Filming was completed in May 1988 and the film was initially scheduled for release at Christmas 1988 but was delayed until fall the following year, supposedly due to the need for more post-production time and to enable Columbia to properly position and market the film.

==Reception==
Before its release in theatres, the film was booed at the 1989 Cannes Film Festival.

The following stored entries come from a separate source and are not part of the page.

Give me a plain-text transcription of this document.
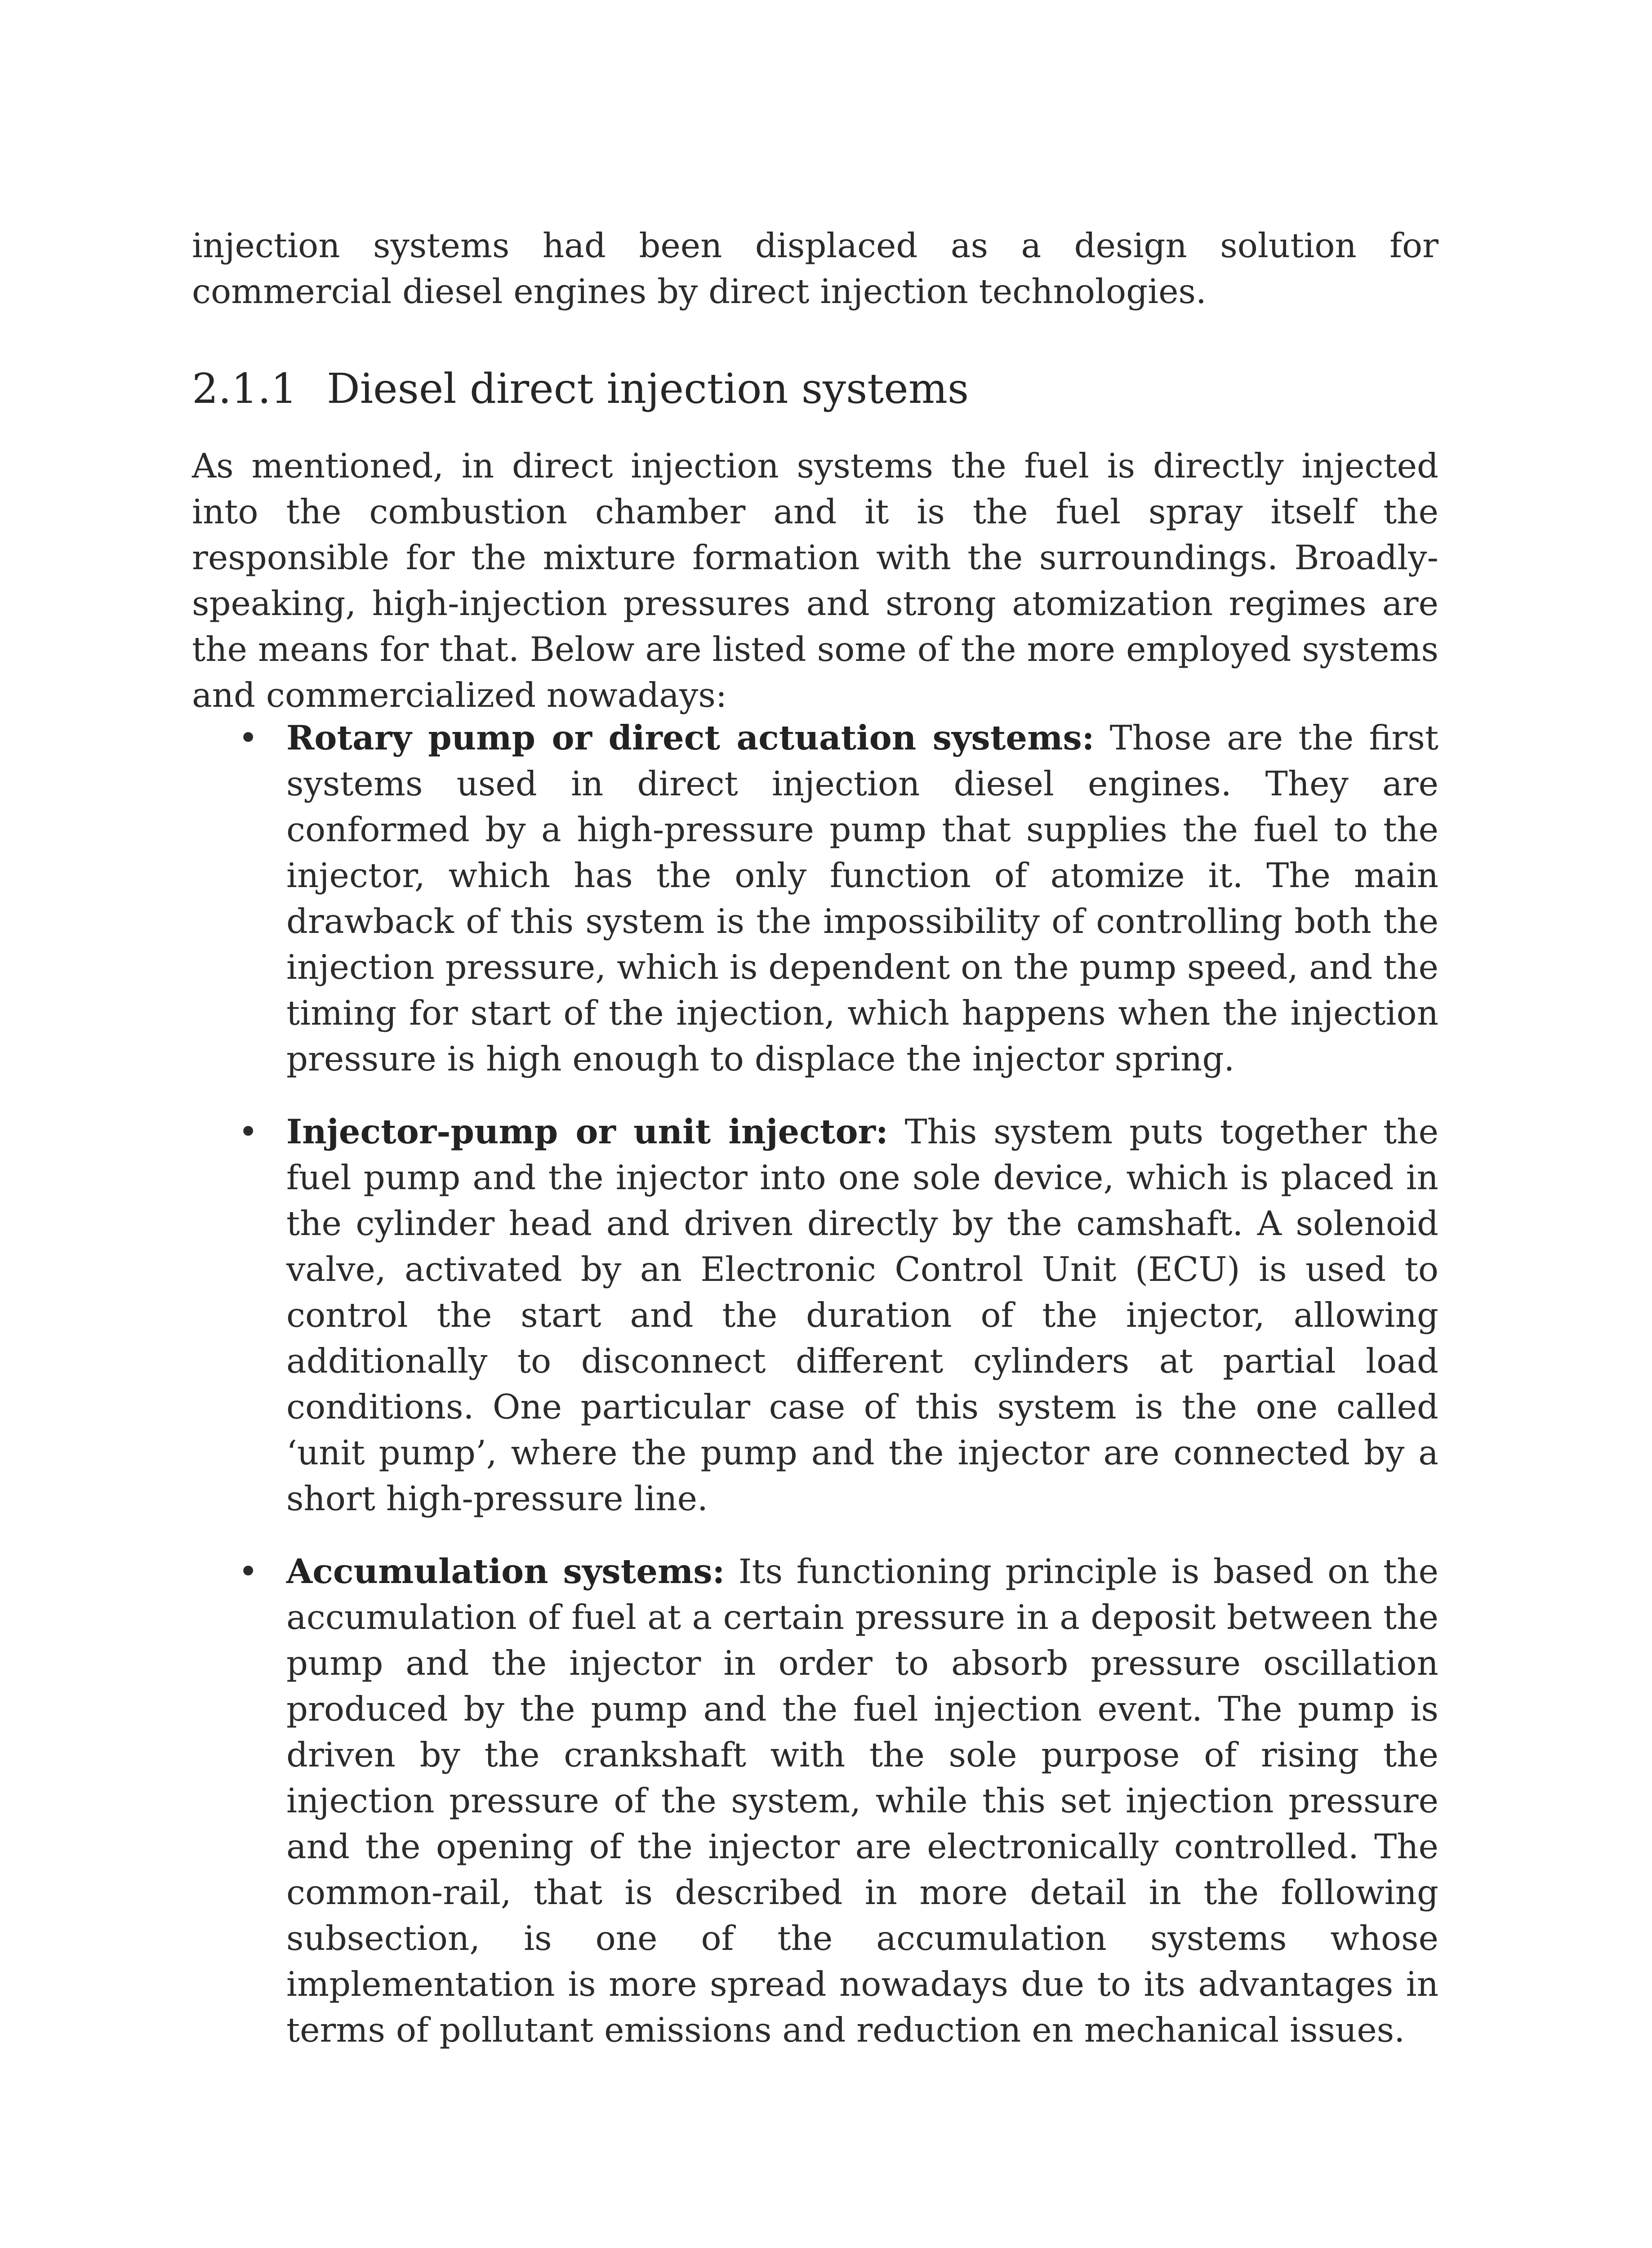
injection systems had been displaced as a design solution for commercial diesel engines by direct injection technologies.

2.1.1 Diesel direct injection systems

As mentioned, in direct injection systems the fuel is directly injected into the combustion chamber and it is the fuel spray itself the responsible for the mixture formation with the surroundings. Broadly-speaking, high-injection pressures and strong atomization regimes are the means for that. Below are listed some of the more employed systems and commercialized nowadays:

• Rotary pump or direct actuation systems: Those are the first systems used in direct injection diesel engines. They are conformed by a high-pressure pump that supplies the fuel to the injector, which has the only function of atomize it. The main drawback of this system is the impossibility of controlling both the injection pressure, which is dependent on the pump speed, and the timing for start of the injection, which happens when the injection pressure is high enough to displace the injector spring.
• Injector-pump or unit injector: This system puts together the fuel pump and the injector into one sole device, which is placed in the cylinder head and driven directly by the camshaft. A solenoid valve, activated by an Electronic Control Unit (ECU) is used to control the start and the duration of the injector, allowing additionally to disconnect different cylinders at partial load conditions. One particular case of this system is the one called ‘unit pump’, where the pump and the injector are connected by a short high-pressure line.
• Accumulation systems: Its functioning principle is based on the accumulation of fuel at a certain pressure in a deposit between the pump and the injector in order to absorb pressure oscillation produced by the pump and the fuel injection event. The pump is driven by the crankshaft with the sole purpose of rising the injection pressure of the system, while this set injection pressure and the opening of the injector are electronically controlled. The common-rail, that is described in more detail in the following subsection, is one of the accumulation systems whose implementation is more spread nowadays due to its advantages in terms of pollutant emissions and reduction en mechanical issues.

Roger Ebert in the Chicago Sun-Times said: "There is a potentially wonderful story at the heart of Old Gringo, but the movie never finds it--the screenplay blasts away in every direction except the bulls-eye. ... It's heavy on disconnected episodes, light on drama and storytelling." Janet Maslin in The New York Times said: "... the film's version of romance is no less aimless than its battle scenes. ... The sly, cantankerous character of Ambrose Bierce, an aged cynic surprised and delighted to find himself vibrantly alive and at last in control of his own destiny, reveals in Mr. Peck something vigorous and new." On Rotten Tomatoes, the film has an approval rating of 54% based on reviews from 13 critics. Audiences surveyed by CinemaScore gave the film a grade B on scale of A to F.

The film was a box-office failure. Jane Fonda received a nomination for the Golden Raspberry Award for Worst Actress for her performance in the film, where she ended up losing to Heather Locklear for The Return of Swamp Thing at the 10th Golden Raspberry Awards.